The Thief Takers by Patrick Pringle
Brian Hannan from Abbey Books in Paisley takes a look at a new crime novel, The Thief Takers by Patrick Pringle
Notions of freedom proved an almost insuperable barrier to Britain having a competent police force for hundreds of years. In Europe, the land-based armies required to be maintained in case of war with a neighbour soon evolved into nationally-funded police forces, the French gendarmes a development of “gens d’armes” (soldiers). Naturally, a police force that grew out of an army was viewed as yet another oppressive government tool to keep the populace in order, and was unwelcome in Britain.
Since Britain was protected from its most warlike neighbours by the English Channel there was little need in the 17th and 18th centuries to keep a tooled-up army on standby. As the government was equally unwilling to spend money on a national police force, it encouraged local villages, towns and cities to work with private police forces who earned their keep by a variety of largely illegal measures to which the Crown turned a blind eye. Parish constables and magistrates were voluntary posts – unpaid – and these office holders encouraged to charge small fees for every official duty undertaken.
Deterrents were lethal. The number of offences attracting the death penalty went from 50 in 1668 to 223 in 1823. The basis of law was that anyone robbed could tackle the robber and recover the goods rather than relying on an official. A village was held responsible for any robberies taking place within the vicinity and was obliged to raise effectively a posse – the old “hue and cry” – to find the offender within 40 days of the crime being committed otherwise tey could be sued for damages. Parish constables could be fined for failing to carry out their duties.
Many crimes were solved with the help of well-paid informers. Anyone found committing a minor offence such as blasphemy, gambling or dumping rubbish could be informed upon with the informant standing to gain half of the subsequent fine imposed. For more serious crimes, criminals could inform on each other, and be rewarded with a free pardon. It sounds more like Communist Russia and freedom-loving England. But basically it meant that a system of law enforcement evolved that cost the state nothing.
It didn’t take long for criminals to work out that they could operate on both sides of the fence and entrepreneurs such as Jonathan Wild and Charles Hitchin in the early eighteenth century made fortunes from becoming official “thief-takers” whose main job was to catch criminals but who, on the side, made a fabulous living by organising burglaries and robberies and selling the stolen property back to the original owner. (Both characters make appearances in Douglas Skelton’s superb novel A Thief’s Justice.)
Wild was not born into the criminal classes but was an apprentice buckle-maker before being jailed for four years for debt. In prison he met Mary Miller, a prostitute who became his mistress and was the couple’s main breadwinner on release from incarceration. While not making buckles, Wild became Mary’s “twang,” that is he quickly pocketed whatever she stole from clients who availed themselves of her services in the open air.

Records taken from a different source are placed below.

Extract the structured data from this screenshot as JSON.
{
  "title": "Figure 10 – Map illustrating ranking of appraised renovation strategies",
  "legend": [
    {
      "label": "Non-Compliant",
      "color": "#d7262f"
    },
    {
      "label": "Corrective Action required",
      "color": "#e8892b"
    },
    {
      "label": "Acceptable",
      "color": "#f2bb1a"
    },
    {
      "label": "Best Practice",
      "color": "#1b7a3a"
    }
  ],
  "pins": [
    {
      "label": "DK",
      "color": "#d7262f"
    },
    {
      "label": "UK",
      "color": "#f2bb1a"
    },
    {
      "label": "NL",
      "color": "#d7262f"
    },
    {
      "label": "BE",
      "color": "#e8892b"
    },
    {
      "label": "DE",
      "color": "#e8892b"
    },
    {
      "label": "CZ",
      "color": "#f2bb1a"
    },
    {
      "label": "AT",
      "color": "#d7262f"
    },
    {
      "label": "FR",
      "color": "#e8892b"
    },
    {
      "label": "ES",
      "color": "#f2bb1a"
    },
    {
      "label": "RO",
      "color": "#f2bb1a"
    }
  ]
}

Wild was recruited by Under Marshall Hitchin from whom he learned the art of thieving, thief-taking and operating a protection racket before branching out on his own, their endeavours. Until 1702 receiving stolen goods was considered a minor misdemeanour. When a change in the law turned it into a major crime, all that occurred was that through a third party, namely Wild, thieves in effect negotiated with their victims as to how much they were willing to pay for the return of stolen goods.
The exposure of Wild for his double-dealing and his subsequent execution did nothing to dampen the ardour of the British for a private police force. “No Briton suggested following the example of every other civilized country by creating a professional police force. The idea was unthinkable. Such a body would have meant the end of individual freedom. It would have cost public money, too.”
By the mid-1700s thief-takers had progressed beyond theft and handling stolen goods and embarked on a new venture of framing innocent people for crimes and walking off with the rewards. Despite numerous scandals the public addiction to private police forces flourished. It wasn’t until 1818 that the rewards system was more or less abolished, though the little that remained was naturally an invitation to abuse.
Although the Bow Street Runners, a professional police force, led to the formation of the London Metropolitan Police, there was little investment in detective work until the formation of the C.I.D. in 1878.
The wholesale commitment, effectively, to an amateur police force that held sway until late in the nineteenth century was driven by the notion of the freedom of the individual, that private entrepreneurs would be more zealous than any publicly-appointed official, opposition to change and to accept that foreign countries were superior in law enforcement, and reluctance to spend money.
London might claim to be the most civilised city in the world but it was also the most lawless. Patrick Pringle has done a superb job of marshalling fascinating facts about how the early police forces were open to abuse, detailing the lives of the characters who took advantage of the laxity of the system and those hell bent on its reform.
The Thief Takers by Patrick Pringle is available at Abbey Books, Paisley.